The following winter, in 1955, Richard Bissell and his fellow CIA officer Herbert Miller, the Agency’s leading expert on Soviet nuclear weapons, flew across the American West in an unmarked Beechcraft V-35 Bonanza in search of a location where they could build a secret CIA test facility, the only one of its kind on American soil. Only a handful of CIA officers and an Air Force colonel named Osmond “Ozzie” Ritland had any idea what the men were up to, flying around out there. Bissell’s orders, which had come directly from President Eisenhower himself, were to find a secret location to build a test facility for the Agency’s bold, new spy plane—the aircraft that would keep watch over the Soviet Union’s burgeoning nuclear weapons program. Accompanying the CIA officers was the nation’s leading aerodynamicist, Lockheed Corporation’s Clarence “Kelly” Johnson, the man tasked with designing and building this new plane.Johnson sat in the back of the Beechcraft with geological survey maps spread out across his lap as the men flew from Burbank, California, across the Mojave Desert, and into Nevada. They were searching for a dry lake bed called Groom Lake just outside the Nevada Test Site, which had had its boundaries configured by Holmes and Narver in July of 1950 during the top secret Project Nutmeg that resulted in Nevada’s being chosen as America’s continental atomic bombing range. Legendary air racer and experimental test pilot Tony LeVier was flying the small airplane. LeVier had a vague idea of where he was going because his fellow Lockheed test pilot Ray Goudey had taken him to Groom Lake on a prescouting mission just a few weeks before. On occasion, Goudey had shuttled atomic scientists from California to the test site and once he had even set down his aircraft on Groom Lake to eat his bag lunch.

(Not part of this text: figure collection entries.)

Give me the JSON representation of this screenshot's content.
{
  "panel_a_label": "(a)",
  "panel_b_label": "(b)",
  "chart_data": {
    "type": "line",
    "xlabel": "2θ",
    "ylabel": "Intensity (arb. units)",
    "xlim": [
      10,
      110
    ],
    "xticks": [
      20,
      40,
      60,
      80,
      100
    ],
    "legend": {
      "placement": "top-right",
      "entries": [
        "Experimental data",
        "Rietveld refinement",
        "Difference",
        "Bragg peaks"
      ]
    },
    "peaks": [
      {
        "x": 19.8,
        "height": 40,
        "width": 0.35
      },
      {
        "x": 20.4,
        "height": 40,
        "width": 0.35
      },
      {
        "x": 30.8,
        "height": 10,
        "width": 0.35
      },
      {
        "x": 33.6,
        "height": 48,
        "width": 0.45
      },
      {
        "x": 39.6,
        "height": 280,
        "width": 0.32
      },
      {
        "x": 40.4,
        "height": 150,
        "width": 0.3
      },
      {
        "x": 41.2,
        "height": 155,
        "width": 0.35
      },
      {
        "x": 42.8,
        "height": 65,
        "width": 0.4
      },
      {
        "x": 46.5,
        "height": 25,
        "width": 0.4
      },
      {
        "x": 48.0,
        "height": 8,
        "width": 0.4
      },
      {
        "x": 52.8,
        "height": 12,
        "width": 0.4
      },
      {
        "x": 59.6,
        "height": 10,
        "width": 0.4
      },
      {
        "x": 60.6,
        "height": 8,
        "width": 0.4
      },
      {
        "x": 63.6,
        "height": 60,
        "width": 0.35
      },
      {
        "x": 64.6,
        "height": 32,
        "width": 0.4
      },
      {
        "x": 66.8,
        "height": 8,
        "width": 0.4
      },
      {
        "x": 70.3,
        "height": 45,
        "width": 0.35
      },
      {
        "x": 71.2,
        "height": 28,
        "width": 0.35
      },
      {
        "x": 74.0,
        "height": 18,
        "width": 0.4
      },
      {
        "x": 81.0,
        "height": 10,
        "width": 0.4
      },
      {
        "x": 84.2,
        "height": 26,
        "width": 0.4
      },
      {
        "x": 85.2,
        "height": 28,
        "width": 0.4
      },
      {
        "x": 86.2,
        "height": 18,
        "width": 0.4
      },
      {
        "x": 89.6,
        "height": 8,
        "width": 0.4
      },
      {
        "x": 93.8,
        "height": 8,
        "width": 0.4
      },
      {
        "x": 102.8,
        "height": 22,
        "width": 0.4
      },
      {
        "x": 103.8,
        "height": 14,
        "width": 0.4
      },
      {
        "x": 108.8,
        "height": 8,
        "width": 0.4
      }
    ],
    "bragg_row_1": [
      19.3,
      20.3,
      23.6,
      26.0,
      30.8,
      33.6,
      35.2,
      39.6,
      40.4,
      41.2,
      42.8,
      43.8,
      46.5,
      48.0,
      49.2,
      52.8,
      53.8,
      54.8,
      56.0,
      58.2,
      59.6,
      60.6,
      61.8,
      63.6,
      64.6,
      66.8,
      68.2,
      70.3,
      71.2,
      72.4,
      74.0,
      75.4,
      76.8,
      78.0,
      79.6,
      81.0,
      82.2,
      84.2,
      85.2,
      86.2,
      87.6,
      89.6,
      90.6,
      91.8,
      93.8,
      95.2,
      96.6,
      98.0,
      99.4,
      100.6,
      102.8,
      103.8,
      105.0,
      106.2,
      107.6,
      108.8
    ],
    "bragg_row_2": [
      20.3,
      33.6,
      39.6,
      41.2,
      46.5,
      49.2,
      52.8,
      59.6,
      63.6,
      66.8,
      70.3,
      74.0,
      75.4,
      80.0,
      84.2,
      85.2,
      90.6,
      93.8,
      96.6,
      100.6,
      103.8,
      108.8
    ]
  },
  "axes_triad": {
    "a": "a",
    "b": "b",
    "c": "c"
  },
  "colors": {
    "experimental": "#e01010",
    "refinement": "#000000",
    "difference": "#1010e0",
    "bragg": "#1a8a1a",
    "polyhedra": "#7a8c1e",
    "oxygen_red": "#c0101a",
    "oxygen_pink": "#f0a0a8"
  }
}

“Descending for a closer look, we saw evidence of a temporary landing strip,” Bissell later recalled, “the kind of runway that had been built in various locations across the United States during World War Two for the benefit of pilots in training who might have to make an emergency landing.” The large, hardened salt pan was a perfect natural runway, and LeVier effortlessly landed the plane. The men got out and walked around, discussing how level the terrain was and kicking the old shell casings lying about like stones. To the north, Bald Mountain towered over the valley, offering cover, and to the southwest, there was equal shelter from a mountain range called Papoose. According to Bissell, “Groom Lake would prove perfect for our needs.”

Bissell was acutely aware that Groom Lake was just over the hill from the government’s atomic bomb testing facility, which meant that as far as secrecy was concerned, there was no better place in the continental United States for the CIA to set up its new spy plane program and begin clandestine work. “I recommended to Eisenhower that he add a piece of adjacent land, including Groom Lake, to the Nevada Test Site of the Atomic Energy Commission,” Bissell related in his memoir, written in the last year of his life. Four months after Richard Bissell, Herbert Miller, Kelly Johnson, and Tony LeVier touched down on Groom Lake, Area 51 had its first residents. It was a small group of four Lockheed test pilots, two dozen Lockheed mechanics and engineers, a handful of CIA officers who doubled as security guards, and a small group of Lieutenant Colonel Ritland’s Air Force staff. There was a cowboy feel to the base that first summer, with temperatures so hot the mechanics used to crack eggs on metal surfaces just to see how long it would take for them to fry.

In a 1965 speech, Bissell recounted how Miller was initially under the impression that he would be running the entire U-2 project.